Our findings of high specificities of the RDTs were in line with other similar research results (97.6–100%)4,11,20. It might imply that rapid antigen tests have a very low likelihood of producing false positive results and that a subject who receives a negative test is very likely to be negative for SARS-CoV-2. However, a report of a lower specificity for STANDARD Q (81%)7 compared to our result, may be caused by cross-reacting antibodies from prior infections or the test’s performance being impacted by the environmental conditions under which the test was performed.

Diagnostic tests with a high positive predictive value would be essential to assist efforts in reducing the risk of transmission of infection9. Both of the Ag-RDTs used in this study had positive predictive values of 98.9%, indicating that individuals who test positive via the Ag-RDTs are very likely to be infected with the SARS-CoV-2 virus. Thus, the use of Ag-RDTs might make diagnostics more accessible, especially in countries with limited resources, and make it easier to undertake mass screening for COVID-19.

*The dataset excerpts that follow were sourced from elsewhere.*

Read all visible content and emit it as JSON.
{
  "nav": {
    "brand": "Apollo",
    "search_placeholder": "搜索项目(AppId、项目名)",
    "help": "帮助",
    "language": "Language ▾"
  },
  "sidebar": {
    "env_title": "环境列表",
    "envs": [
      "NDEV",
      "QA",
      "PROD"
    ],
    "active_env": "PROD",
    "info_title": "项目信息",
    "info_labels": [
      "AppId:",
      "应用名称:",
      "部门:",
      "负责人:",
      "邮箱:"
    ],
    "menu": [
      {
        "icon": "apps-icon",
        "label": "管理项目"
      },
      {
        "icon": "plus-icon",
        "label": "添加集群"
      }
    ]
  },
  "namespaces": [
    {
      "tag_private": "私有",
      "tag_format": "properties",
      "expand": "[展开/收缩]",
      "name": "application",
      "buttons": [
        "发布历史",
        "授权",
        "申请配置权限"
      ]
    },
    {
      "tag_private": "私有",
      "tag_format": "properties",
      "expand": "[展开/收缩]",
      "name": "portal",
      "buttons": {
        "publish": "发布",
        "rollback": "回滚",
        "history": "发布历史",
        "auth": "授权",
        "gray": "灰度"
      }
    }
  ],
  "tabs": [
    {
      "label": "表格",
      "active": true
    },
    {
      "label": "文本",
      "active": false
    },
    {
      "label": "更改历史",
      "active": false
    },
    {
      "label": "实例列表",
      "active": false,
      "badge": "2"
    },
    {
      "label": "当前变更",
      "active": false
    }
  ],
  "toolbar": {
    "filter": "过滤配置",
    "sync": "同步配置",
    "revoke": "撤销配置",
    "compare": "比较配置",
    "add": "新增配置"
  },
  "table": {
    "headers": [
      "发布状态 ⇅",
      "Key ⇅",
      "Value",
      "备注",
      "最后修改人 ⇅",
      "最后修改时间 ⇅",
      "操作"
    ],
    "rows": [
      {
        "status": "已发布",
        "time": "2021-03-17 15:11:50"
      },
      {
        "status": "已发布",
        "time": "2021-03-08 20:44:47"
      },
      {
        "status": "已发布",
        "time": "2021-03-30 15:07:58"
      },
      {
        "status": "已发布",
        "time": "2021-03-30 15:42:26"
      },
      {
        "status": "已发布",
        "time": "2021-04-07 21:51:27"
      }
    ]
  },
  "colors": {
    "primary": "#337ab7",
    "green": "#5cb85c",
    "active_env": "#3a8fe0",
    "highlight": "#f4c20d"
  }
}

To our knowledge, this is the first study evaluating the Panbio and STANDARD Q COVID-19 antigen tests against RT-PCR, providing insight into the performance characteristics of these kits and enabling evidence-based decisions for their potential use in large-scale COVID-19 testing in countries with limited laboratory capacity. However, our study has some limitations. Due to a shortage of the STANDARD Q test kits, we tested a reduced number of negative samples. It would have also been desirable if we had included prospective clinical data. Further, although there were other commercially available RDTs, we only evaluated the performance of two RDTs.

Conclusion

The Panbio and STANDARD Q COVID-19 antigen tests showed excellent performance in detecting the SARS-CoV-2 infected cases and fulfilled the World Health Organization recommendations (≥ 80% sensitivity and ≥ 97% specificity compared to the RT-PCR) for the use of these tests. However, a further investigation with a larger sample size on fresh nasopharyngeal specimens collected at the point of care would be essential to confirm the observed diagnostic performance and integrate them into clinical guidelines.